A slew of new United Kingdom productivity statistics were yesterday released by the Office for National Statistics (ONS). The headlines tell a familiar story, but dig deeper and the UK appears a more mysterious place than the headlines suggest, writes John Egan.
The UK economy gives rise to a “productivity puzzle” that we have visited on several occasions at Chief-Exec.com.
Since the financial crisis of 2007, the productivity of the UK worker has stalled. For the past decade the value he or she produces during each working hour has hardly changed.
This is quite unlike the rebound of worker productivity that was seen following previous financial downturns.
The absence of productivity growth has profound social and economic consequences. The inability to increase the gross value added (GVA) each hour by workers holds back the financial performance of their employer, the income available for their remuneration and the overall gross domestic product (GDP) of their country.
That the resilience of UK GDP is held up as a symbol of the prevailing strength of the country’s economy following Brexit may be reasonable. But, while this GDP growth is due to an increase in the quantity of labour (see top figure), the low productivity growth indicates a lack of quality of that labour in its ability to improve the standard of living of workers and the competitiveness of their companies.
Furthermore, there is a longstanding gap between what the UK worker can produce in a day and that for workers of other G7 economies. Currently, this gap stands at a staggering 16 per cent.
Like its record in international football, this is a familiar story of national mediocracy that has prevailed since the 1960s. However, the finer detail that is reported in the latest data from the Office for National Statistics shows more of a patchwork quilt of economic performance through the industrial sectors and geographical regions that make up the UK economy.
All regions are not the same
The relative economic performance of regions and their urban or rural areas varies across the country.
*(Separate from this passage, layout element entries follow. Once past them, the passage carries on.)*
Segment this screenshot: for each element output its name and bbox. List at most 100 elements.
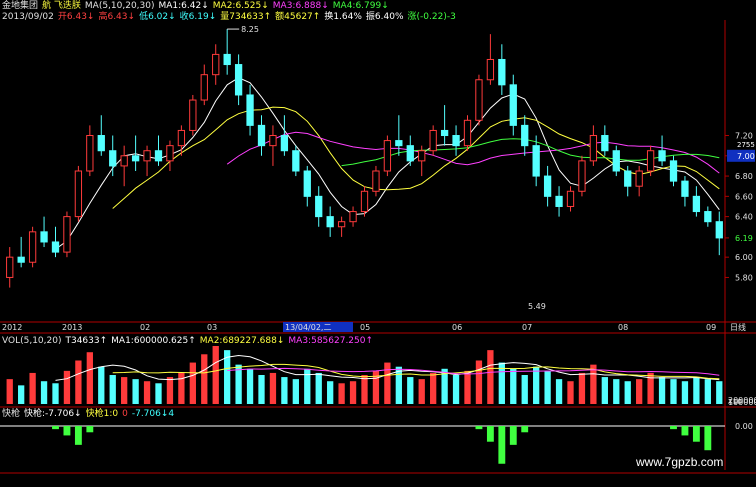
volume-bar xyxy=(510,368,517,404)
volume-bar xyxy=(132,379,139,404)
volume-bar xyxy=(555,379,563,404)
candle-down xyxy=(406,145,414,162)
candle-down xyxy=(246,94,254,126)
candle-down xyxy=(509,84,517,126)
candle-up xyxy=(349,211,357,223)
candle-up xyxy=(200,74,208,101)
candle-up xyxy=(360,190,369,213)
volume-bar xyxy=(155,383,162,404)
x-axis-label: 02 xyxy=(140,323,150,332)
volume-bar xyxy=(40,381,48,404)
volume-bar xyxy=(315,372,322,404)
x-axis-label: 05 xyxy=(360,323,370,332)
volume-bar xyxy=(384,362,391,404)
candle-up xyxy=(486,58,495,81)
candle-down xyxy=(315,195,323,218)
candle-down xyxy=(669,160,678,182)
candle-up xyxy=(383,140,392,172)
candle-up xyxy=(429,129,437,152)
volume-bar xyxy=(578,372,586,404)
candle-up xyxy=(337,221,346,228)
volume-bar xyxy=(407,377,414,404)
x-axis-label: 2013 xyxy=(62,323,82,332)
price-tick-label: 5.80 xyxy=(735,273,753,282)
x-axis-label: 06 xyxy=(452,323,462,332)
stock-chart-window: 金地集团航 飞迭朕 MA(5,10,20,30) MA1:6.42↓ MA2:6.52… xyxy=(0,0,756,487)
candle-down xyxy=(109,150,117,167)
price-box-small-label: 2755 xyxy=(737,141,755,149)
x-axis-label: 03 xyxy=(207,323,217,332)
candle-up xyxy=(372,170,380,192)
candle-down xyxy=(681,180,689,197)
candle-up xyxy=(28,231,37,263)
candle-down xyxy=(223,53,231,66)
candle-up xyxy=(589,135,598,162)
volume-bar xyxy=(361,375,368,404)
volume-bar xyxy=(63,370,71,404)
x-axis-label: 09 xyxy=(706,323,716,332)
current-price-box-label: 7.00 xyxy=(737,152,755,161)
low-annotation: 5.49 xyxy=(528,302,546,311)
volume-bar xyxy=(624,381,631,404)
volume-bar xyxy=(487,350,494,404)
candle-down xyxy=(658,150,666,162)
candle-down xyxy=(555,195,563,207)
candle-down xyxy=(395,140,403,147)
x-axis-label: 13/04/02,二 xyxy=(285,323,331,332)
volume-bar xyxy=(212,346,219,404)
volume-bar xyxy=(464,370,471,404)
volume-bar xyxy=(349,381,357,404)
price-tick-label: 6.80 xyxy=(735,172,753,181)
volume-bar xyxy=(18,385,25,404)
price-tick-label: 7.20 xyxy=(735,132,753,141)
volume-bar xyxy=(6,379,13,404)
price-tick-label: 6.40 xyxy=(735,213,753,222)
volume-bar xyxy=(475,360,483,404)
volume-bar xyxy=(75,360,82,404)
price-tick-label: 6.19 xyxy=(735,234,753,243)
candle-down xyxy=(624,170,632,187)
volume-bar xyxy=(246,368,254,404)
volume-bar xyxy=(601,377,608,404)
candle-down xyxy=(452,135,460,147)
candle-up xyxy=(646,150,655,172)
volume-bar xyxy=(567,381,574,404)
candle-up xyxy=(189,99,197,131)
candle-down xyxy=(97,135,105,152)
volume-bar xyxy=(693,377,700,404)
x-axis-label: 08 xyxy=(618,323,628,332)
candle-up xyxy=(212,53,220,76)
candle-down xyxy=(303,170,311,197)
candle-down xyxy=(704,211,712,223)
candle-down xyxy=(601,135,609,152)
volume-bar xyxy=(704,379,711,404)
volume-bar xyxy=(544,370,551,404)
volume-bar xyxy=(189,362,196,404)
candle-down xyxy=(154,150,163,162)
candlestick-chart[interactable]: 7.207.006.806.606.406.196.005.807.002755… xyxy=(0,0,756,487)
candle-down xyxy=(280,135,289,152)
volume-bar xyxy=(258,375,265,404)
candle-up xyxy=(269,135,277,147)
volume-bar xyxy=(235,364,242,404)
candle-up xyxy=(463,119,472,147)
candle-down xyxy=(612,150,620,172)
volume-bar xyxy=(521,375,528,404)
candle-down xyxy=(692,195,701,213)
candle-up xyxy=(63,216,71,253)
volume-bar xyxy=(681,381,689,404)
watermark: www.7gpzb.com xyxy=(636,455,724,469)
x-axis-period-label: 日线 xyxy=(730,322,746,332)
volume-bar xyxy=(86,352,93,404)
volume-bar xyxy=(327,381,334,404)
volume-bar xyxy=(143,381,151,404)
x-axis-label: 2012 xyxy=(2,323,22,332)
volume-bar xyxy=(418,379,425,404)
candle-up xyxy=(6,256,14,278)
candle-up xyxy=(635,170,643,187)
price-tick-label: 6.00 xyxy=(735,253,753,262)
candle-down xyxy=(131,155,140,162)
volume-bar xyxy=(338,383,345,404)
volume-unit-label: X10 xyxy=(728,398,742,406)
candle-down xyxy=(257,124,266,147)
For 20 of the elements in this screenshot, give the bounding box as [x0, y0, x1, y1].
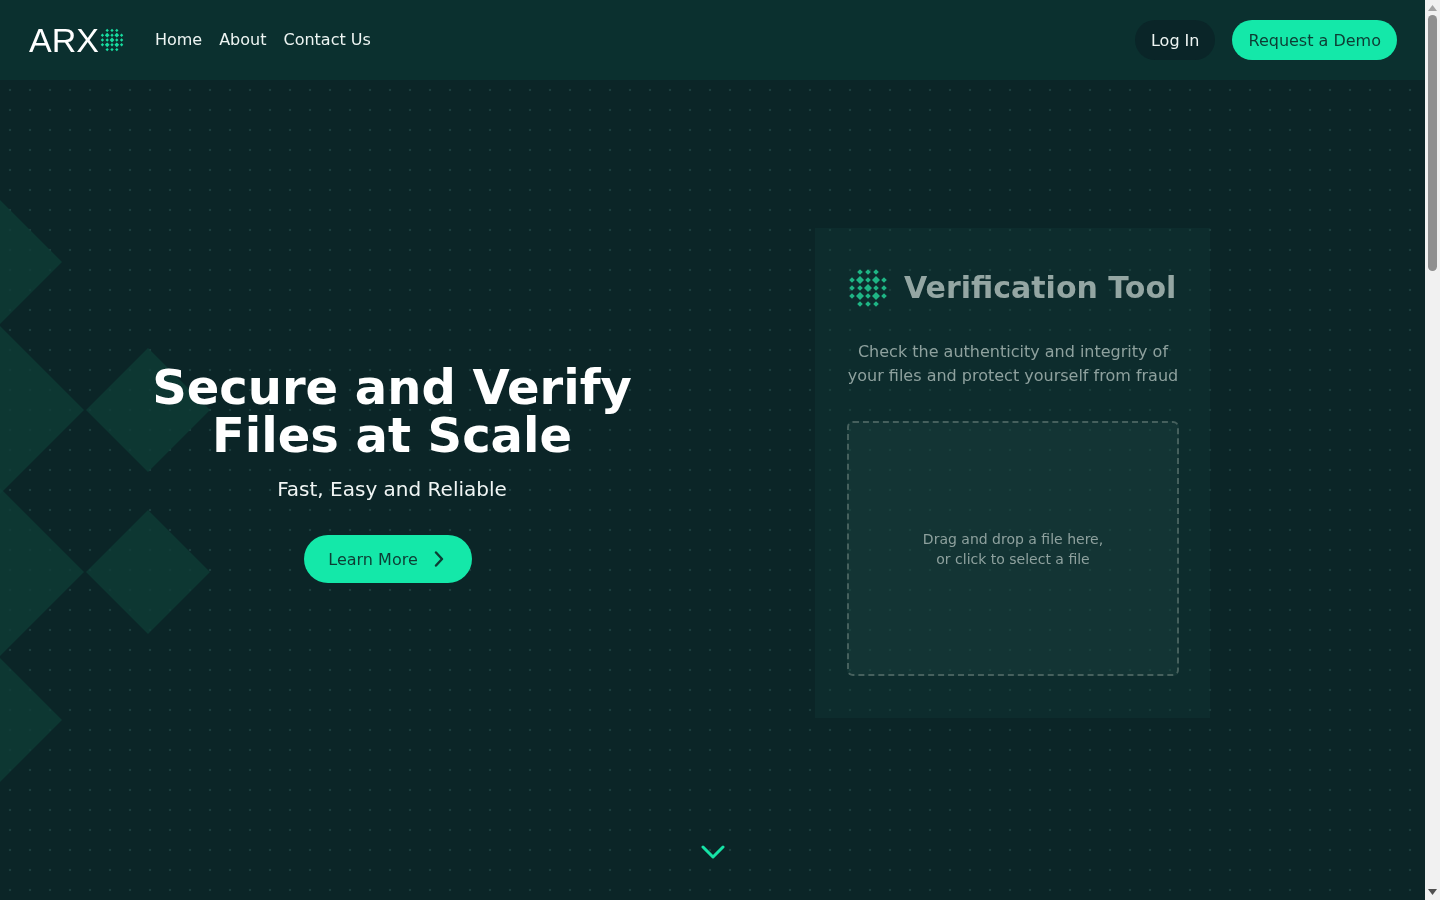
nav-link[interactable]: Home — [154, 30, 203, 50]
scrollbar[interactable] — [1425, 0, 1440, 900]
nav-link[interactable]: Contact Us — [283, 30, 371, 50]
scrollbar-thumb[interactable] — [1428, 15, 1437, 271]
hero-title: Secure and Verify Files at Scale — [151, 363, 633, 459]
chevron-right-icon — [433, 551, 444, 567]
scroll-up-icon[interactable] — [1428, 5, 1437, 11]
login-button[interactable]: Log In — [1134, 20, 1216, 60]
hero-subtitle: Fast, Easy and Reliable — [277, 477, 507, 501]
logo-wordmark[interactable]: ARX — [29, 23, 99, 57]
nav-link[interactable]: About — [219, 30, 267, 50]
scroll-down-icon[interactable] — [1428, 889, 1437, 895]
demo-button[interactable]: Request a Demo — [1232, 20, 1397, 60]
logo-dots-icon — [99, 28, 124, 52]
card-title: Verification Tool — [904, 269, 1177, 307]
chevron-down-icon[interactable] — [700, 845, 725, 859]
file-dropzone[interactable]: Drag and drop a file here, or click to select a file — [847, 421, 1179, 676]
card-description: Check the authenticity and integrity of your files and protect yourself from fraud — [846, 341, 1180, 387]
learn-more-button[interactable]: Learn More — [304, 535, 472, 583]
verification-dots-icon — [848, 268, 888, 308]
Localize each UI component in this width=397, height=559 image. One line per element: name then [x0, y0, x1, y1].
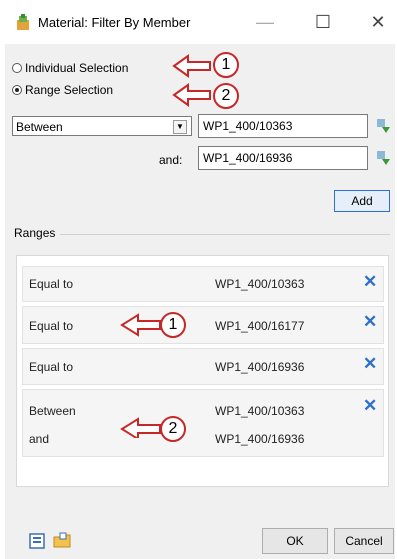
range-operator: Equal to	[29, 319, 74, 333]
and-label: and:	[159, 153, 183, 167]
annotation-2-list: 2	[160, 416, 186, 442]
range-selection-label: Range Selection	[25, 83, 114, 97]
remove-icon[interactable]: ✕	[363, 354, 377, 374]
remove-icon[interactable]: ✕	[363, 396, 377, 416]
annotation-1-list: 1	[160, 312, 186, 338]
range-row[interactable]: Equal to WP1_400/16936 ✕	[22, 348, 384, 385]
range-operator-and: and	[29, 432, 50, 446]
annotation-1-top: 1	[213, 52, 239, 78]
individual-selection-radio[interactable]: Individual Selection	[12, 59, 128, 77]
close-button[interactable]: ✕	[366, 10, 390, 34]
range-value-from: WP1_400/10363	[215, 404, 305, 418]
pick-value-icon[interactable]	[376, 150, 392, 166]
radio-circle[interactable]	[12, 63, 22, 73]
material-icon	[17, 14, 29, 30]
chevron-down-icon[interactable]: ▼	[173, 120, 187, 134]
clipboard-icon[interactable]	[28, 532, 46, 550]
individual-selection-label: Individual Selection	[25, 61, 129, 75]
maximize-button[interactable]: ☐	[311, 10, 335, 34]
radio-circle-checked[interactable]	[12, 85, 22, 95]
remove-icon[interactable]: ✕	[363, 312, 377, 332]
to-value-input[interactable]: WP1_400/16936	[198, 146, 368, 170]
range-row[interactable]: Equal to WP1_400/16177 ✕	[22, 306, 384, 344]
range-value: WP1_400/16936	[215, 360, 305, 374]
minimize-button[interactable]: —	[253, 10, 277, 34]
range-operator: Equal to	[29, 360, 74, 374]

In Scotland, London and the south of England, urban areas are more productive than their rural neighbours. The productivity gap between these rural and urban areas is about 17 percentage points.
This effect is consistent with an economic theory that suggests companies in urban areas should have greater productivity due to the proximity of supply chains, knowledge environment, specialised labour and network effects.
However, on the contrary, the productivity gap between rural and urban areas is small in the Midlands and north of England. Indeed, in the North West, rural areas outperformed urban areas. Understanding these regional differences may be important in finding ways to improve regional productivity.
All sectors are not the same
Non-financial services, followed by manufacturing and construction, made positive contributions to UK productivity growth between 2008 and 2016. These are partly offset by negative contributions from non-manufacturing production such as agriculture, mining, utilities and finance. An allocation effect is used to account for a flow of labour between sectors and the negative value here indicates a movement from higher to lower productivity industries in recent years.
All companies are not the same
It is no surprise that companies perform differently in terms of their productivity. Those at the frontier of technology and management that occupy the tenth percentile in their productivity performance show well over 50 per cent growth of GVA. However, the gap between these frontier companies and the average and worst performers shows no sign of narrowing. Hence, the aggregated behaviour across the UK is the flat-lining of GVA for a decade.
The weakness of productivity growth, to varying degrees, is a global phenomenon. The Organisation for Economic Co-operation and Development (OECD) has responded with a Future of Productivity report in which they place emphasis on the need for the frontier companies to lead the laggards into a more productive world. Policies to recharge productivity across the globe are proposed – including those providing a skilled workforce, as well as those leading to the demise of so-called “zombie” companies that otherwise would trap their employees in an unproductive future.
Success in implementing the policies that lead to a more productive future could also bring a social and political dividend.
French economist Thomas Piketty in a recent blog observes, “… the persistent backwardness in British productivity, which never reached the American level, is usually attributed to the historical weaknesses in the educational system”.
If productivity can provide a basis for international economic relations, as Piketty proposes, it should be possible to develop policies for the benefit of national populations.